Monday, July 10, 2017

What Makes Me Happy?

The review that started with last week's blog has come about as part of Lisa Call's Masterclass (which is most excellent, by the way), and continues in a slightly different direction this week. Last week I chose some of the work I've made that I am most pleased with I should be concentrating on, based on those pieces.  I was really looking at what subjects they were about. Since then, though, I've realized that although the subject matter may change from one piece to the next, the story I am telling with my work remains the same. I remember hearing Valerie Hearder say some years ago, that we all really only have one story to tell. At the time, I mulled that over, and wasn't sure I agreed with her but now I think I understand the wisdom in her words a little better. So I re-visited my own work, those pieces that please me the most, and this time I asked myself if there are commonalities in the way they're constructed, or in what materials are used. This is what I came up with:
I love working with bright, saturated colours - mostly commercial fabrics, although I do add hand-dyes to the mix when it seems right.

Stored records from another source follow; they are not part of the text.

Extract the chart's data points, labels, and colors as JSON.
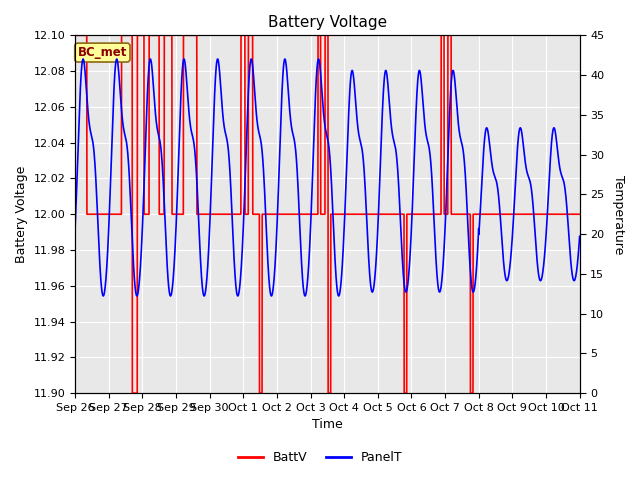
{
  "title": "Battery Voltage",
  "xlabel": "Time",
  "ylabel_left": "Battery Voltage",
  "ylabel_right": "Temperature",
  "ylim_left": [
    11.9,
    12.1
  ],
  "ylim_right": [
    0,
    45
  ],
  "bg_color": "#e8e8e8",
  "inner_bg_color": "#dcdcdc",
  "annotation_text": "BC_met",
  "annotation_bg": "#ffff99",
  "annotation_edge": "#8B6914",
  "batt_color": "red",
  "panel_color": "blue",
  "legend_batt": "BattV",
  "legend_panel": "PanelT",
  "xtick_labels": [
    "Sep 26",
    "Sep 27",
    "Sep 28",
    "Sep 29",
    "Sep 30",
    "Oct 1",
    "Oct 2",
    "Oct 3",
    "Oct 4",
    "Oct 5",
    "Oct 6",
    "Oct 7",
    "Oct 8",
    "Oct 9",
    "Oct 10",
    "Oct 11"
  ],
  "yticks_right": [
    0,
    5,
    10,
    15,
    20,
    25,
    30,
    35,
    40,
    45
  ],
  "yticks_left": [
    11.9,
    11.92,
    11.94,
    11.96,
    11.98,
    12.0,
    12.02,
    12.04,
    12.06,
    12.08,
    12.1
  ]
}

I am happiest when I am stitching random strips of brightly colored fabrics together, making a new "something" from scraps, watching to see how it evolves.
I am attracted to multiples of shapes.
It makes me happy when I find a way to add hand-stitching to my work.

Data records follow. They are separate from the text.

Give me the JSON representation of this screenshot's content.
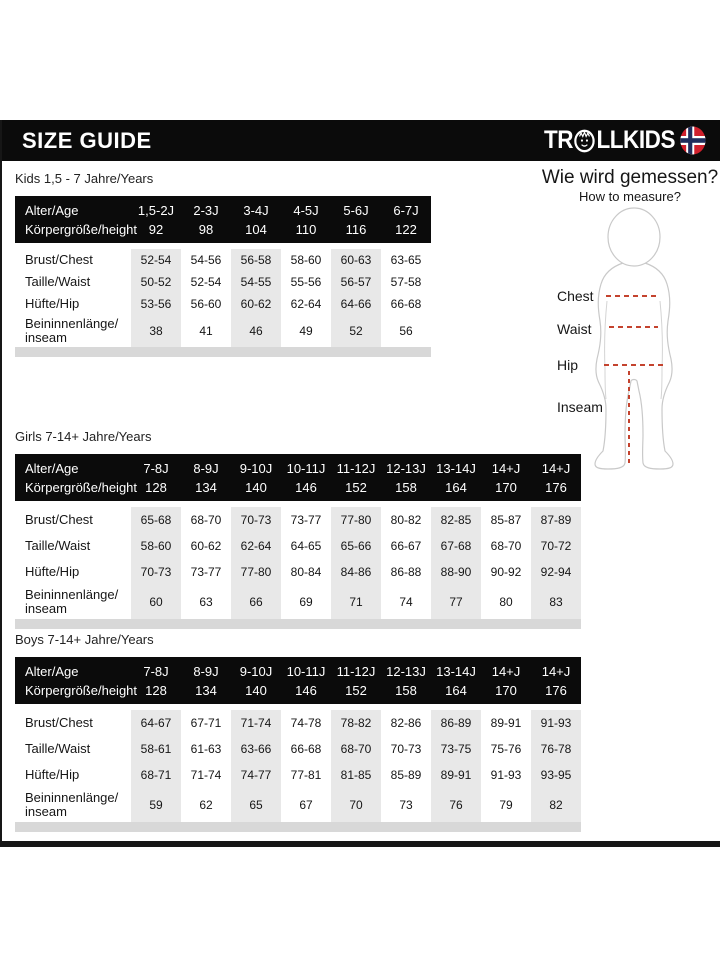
{
  "header": {
    "title": "SIZE GUIDE",
    "brand_prefix": "TR",
    "brand_suffix": "LLKIDS"
  },
  "measure_guide": {
    "title_de": "Wie wird gemessen?",
    "title_en": "How to measure?",
    "labels": [
      "Chest",
      "Waist",
      "Hip",
      "Inseam"
    ]
  },
  "tables": [
    {
      "title": "Kids 1,5 - 7 Jahre/Years",
      "age_label": "Alter/Age",
      "height_label": "Körpergröße/height",
      "ages": [
        "1,5-2J",
        "2-3J",
        "3-4J",
        "4-5J",
        "5-6J",
        "6-7J"
      ],
      "heights": [
        "92",
        "98",
        "104",
        "110",
        "116",
        "122"
      ],
      "rows": [
        {
          "label": "Brust/Chest",
          "values": [
            "52-54",
            "54-56",
            "56-58",
            "58-60",
            "60-63",
            "63-65"
          ]
        },
        {
          "label": "Taille/Waist",
          "values": [
            "50-52",
            "52-54",
            "54-55",
            "55-56",
            "56-57",
            "57-58"
          ]
        },
        {
          "label": "Hüfte/Hip",
          "values": [
            "53-56",
            "56-60",
            "60-62",
            "62-64",
            "64-66",
            "66-68"
          ]
        },
        {
          "label": "Beininnenlänge/ inseam",
          "values": [
            "38",
            "41",
            "46",
            "49",
            "52",
            "56"
          ]
        }
      ]
    },
    {
      "title": "Girls 7-14+ Jahre/Years",
      "age_label": "Alter/Age",
      "height_label": "Körpergröße/height",
      "ages": [
        "7-8J",
        "8-9J",
        "9-10J",
        "10-11J",
        "11-12J",
        "12-13J",
        "13-14J",
        "14+J",
        "14+J"
      ],
      "heights": [
        "128",
        "134",
        "140",
        "146",
        "152",
        "158",
        "164",
        "170",
        "176"
      ],
      "rows": [
        {
          "label": "Brust/Chest",
          "values": [
            "65-68",
            "68-70",
            "70-73",
            "73-77",
            "77-80",
            "80-82",
            "82-85",
            "85-87",
            "87-89"
          ]
        },
        {
          "label": "Taille/Waist",
          "values": [
            "58-60",
            "60-62",
            "62-64",
            "64-65",
            "65-66",
            "66-67",
            "67-68",
            "68-70",
            "70-72"
          ]
        },
        {
          "label": "Hüfte/Hip",
          "values": [
            "70-73",
            "73-77",
            "77-80",
            "80-84",
            "84-86",
            "86-88",
            "88-90",
            "90-92",
            "92-94"
          ]
        },
        {
          "label": "Beininnenlänge/ inseam",
          "values": [
            "60",
            "63",
            "66",
            "69",
            "71",
            "74",
            "77",
            "80",
            "83"
          ]
        }
      ]
    },
    {
      "title": "Boys 7-14+ Jahre/Years",
      "age_label": "Alter/Age",
      "height_label": "Körpergröße/height",
      "ages": [
        "7-8J",
        "8-9J",
        "9-10J",
        "10-11J",
        "11-12J",
        "12-13J",
        "13-14J",
        "14+J",
        "14+J"
      ],
      "heights": [
        "128",
        "134",
        "140",
        "146",
        "152",
        "158",
        "164",
        "170",
        "176"
      ],
      "rows": [
        {
          "label": "Brust/Chest",
          "values": [
            "64-67",
            "67-71",
            "71-74",
            "74-78",
            "78-82",
            "82-86",
            "86-89",
            "89-91",
            "91-93"
          ]
        },
        {
          "label": "Taille/Waist",
          "values": [
            "58-61",
            "61-63",
            "63-66",
            "66-68",
            "68-70",
            "70-73",
            "73-75",
            "75-76",
            "76-78"
          ]
        },
        {
          "label": "Hüfte/Hip",
          "values": [
            "68-71",
            "71-74",
            "74-77",
            "77-81",
            "81-85",
            "85-89",
            "89-91",
            "91-93",
            "93-95"
          ]
        },
        {
          "label": "Beininnenlänge/ inseam",
          "values": [
            "59",
            "62",
            "65",
            "67",
            "70",
            "73",
            "76",
            "79",
            "82"
          ]
        }
      ]
    }
  ],
  "colors": {
    "header_bg": "#0b0b0b",
    "stripe_gray": "#e8e8e8",
    "footer_strip_gray": "#d8d8d8",
    "measure_line_red": "#c4432e",
    "figure_outline_gray": "#c9c9c9",
    "flag_red": "#d0202c",
    "flag_blue": "#1f2d5c"
  }
}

So although the subject matter may be different in each of these pieces, there is a common thread running through them all. Both the story behind the pieces, and the process by which I made my story known, are the same in each piece. Now I feel I'm really getting somewhere, in deciding on the direction for my work. Each time I contemplate embarking on a new project, I might ask myself these three questions:
1. Is this piece telling the story I have in me?
2. Am I going to be able to use the fabrics and the techniques that I most love to work with in making it?
3. Does it make me happy to think about making this?
If I can answer "yes" to all three questions, then I will carry on with the work at hand. If, on the other hand, I'm making it because it's something I "should do", or something that I'm only undertaking because I've signed up to be part of a challenge/ an exhibit/ a group show that is planned by one of the organizations I belong to - well that simply isn't going to cut it. I want to be a little bit more discerning in what I spend my life working on. And at this point in my life, I want to to make what makes me happy by intention, and not just by happy accident (or not). There's no time to lose!